Last week, while countless others were getting annihilated, Lincoln Edwards saw the millions of dollars he manages for a small Austin, Texas-based hedge fund double in the span of just 15 minutes, thanks to a wicked spike in volatility that rattled the stock market and blew up one of Wall Street’s most popular — and profitable — trades.
A 6,000% return on a single position will do that for you.
“We basically bought what amounts to insurance against a hurricane destroying our house,” Edwards said in an interview on Wednesday. “We couldn’t have predicted when this storm would hit, but if we hadn’t protected ourselves, we would have been completely knocked out.”
There were plenty of others who, indeed, were completely knocked out.
After all, the Dow Jones Industrial Average DJIA, +1.23% had registered its biggest drop in several years, which triggered a swift surge in the “fear gauge” VIX, -1.57% and gutted those betting heavily on the market serenity to continue.
One retail trader shared his story of losing $4 million overnight when the VelocityShares Daily Inverse VIX Short Term ETN XIV, +1.85% lost nearly all its value.

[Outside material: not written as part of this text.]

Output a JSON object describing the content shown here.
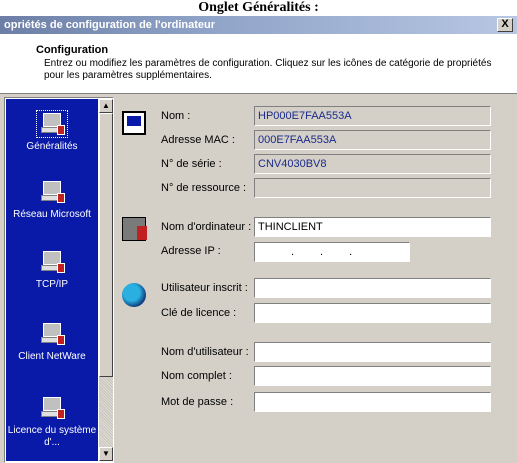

A similar fate would have befallen Edwards had he not bought puts on the ProShares Short VIX Short-Term futures ETF SVXY, +2.06% an alternative to the XIV.
“It was mostly just part of our risk management process,” he explained. “Always cap the downside.”

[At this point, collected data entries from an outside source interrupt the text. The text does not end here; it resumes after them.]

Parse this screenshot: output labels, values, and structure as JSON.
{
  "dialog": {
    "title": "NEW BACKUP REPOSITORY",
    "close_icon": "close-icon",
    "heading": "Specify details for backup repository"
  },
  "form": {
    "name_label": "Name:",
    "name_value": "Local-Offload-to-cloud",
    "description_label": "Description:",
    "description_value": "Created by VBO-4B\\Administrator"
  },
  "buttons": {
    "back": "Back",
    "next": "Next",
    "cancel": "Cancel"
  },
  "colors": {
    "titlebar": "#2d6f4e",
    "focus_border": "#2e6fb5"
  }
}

Edwards, of course, wasn’t the only fortunate options-buyer to ring up profits from the chaos. Another story of a VIX-related windfall last week came out of Denver, where traders at a hedge fund turned a $200,000 bet into a $17.5-million payday.

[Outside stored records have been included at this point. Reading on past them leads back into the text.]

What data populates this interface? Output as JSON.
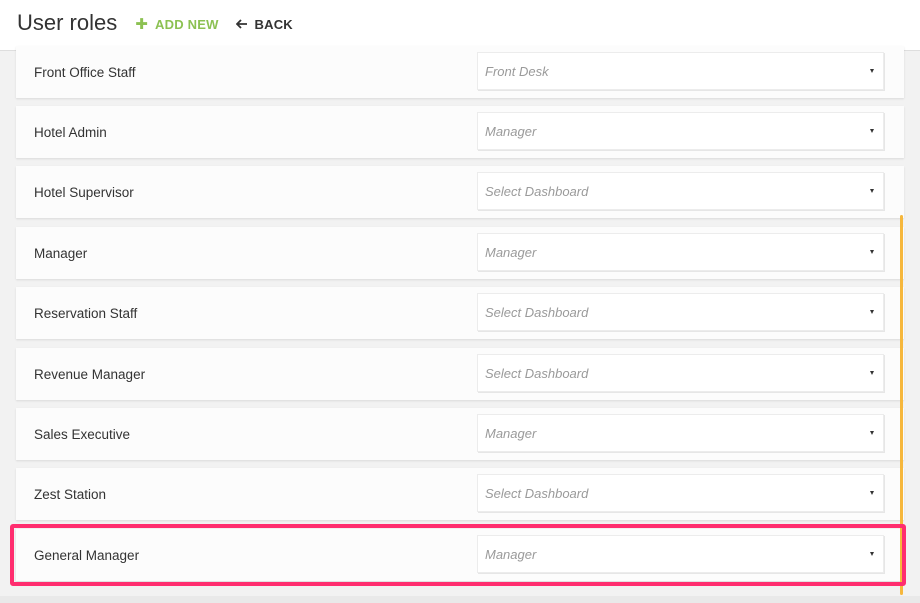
{
  "header": {
    "title": "User roles",
    "add_new_label": "ADD NEW",
    "back_label": "BACK"
  },
  "roles": [
    {
      "name": "Front Office Staff",
      "dashboard": "Front Desk"
    },
    {
      "name": "Hotel Admin",
      "dashboard": "Manager"
    },
    {
      "name": "Hotel Supervisor",
      "dashboard": "Select Dashboard"
    },
    {
      "name": "Manager",
      "dashboard": "Manager"
    },
    {
      "name": "Reservation Staff",
      "dashboard": "Select Dashboard"
    },
    {
      "name": "Revenue Manager",
      "dashboard": "Select Dashboard"
    },
    {
      "name": "Sales Executive",
      "dashboard": "Manager"
    },
    {
      "name": "Zest Station",
      "dashboard": "Select Dashboard"
    },
    {
      "name": "General Manager",
      "dashboard": "Manager"
    }
  ],
  "colors": {
    "add_new": "#8cc152",
    "highlight": "#ff2d6f",
    "scroll_indicator": "#f6b73c"
  },
  "icons": {
    "add": "plus-icon",
    "back": "arrow-left-icon",
    "dropdown": "caret-down-icon"
  }
}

“People were laughing at us, saying this could never happen, this should never happen,” Justin Borus, the 41-year-old founder and manager at Ibex Investors, told Bloomberg last week. “We saw people pricing this as a 1-in-5,000 event, but it was more like a one-in-five-year event.”
Also read: The trade that made $400M on the volatility spike.
As for Edwards, his epic trade was more than just a lottery ticket.
Like so many others players in the volatility space, he had capitalized on the stock market’s historic calm over the past year, with his Houndstooth Capital Management clients enjoying an impressive 104% return in 2017. While that kind of performance is fantastic for any fund, it would have been much better for Houndstooth if it wasn’t for the cost of keeping those protections in place.
“We never would have put that XIV trade on without protection,” he said, even if it meant missing out on some of the upside other volatility traders did. But nobody’s complaining about that now.
What’s next? Edwards is currently in wait-and-see mode.
“How the dust settles is unclear,” he said. “Either the short volatility crowd could get significantly thinned out or we could see people double down.”
In the meantime, Edwards has shifted his clients into cash until he figures out his next move. “No shame in being cautious in this ambiguous market,” he said.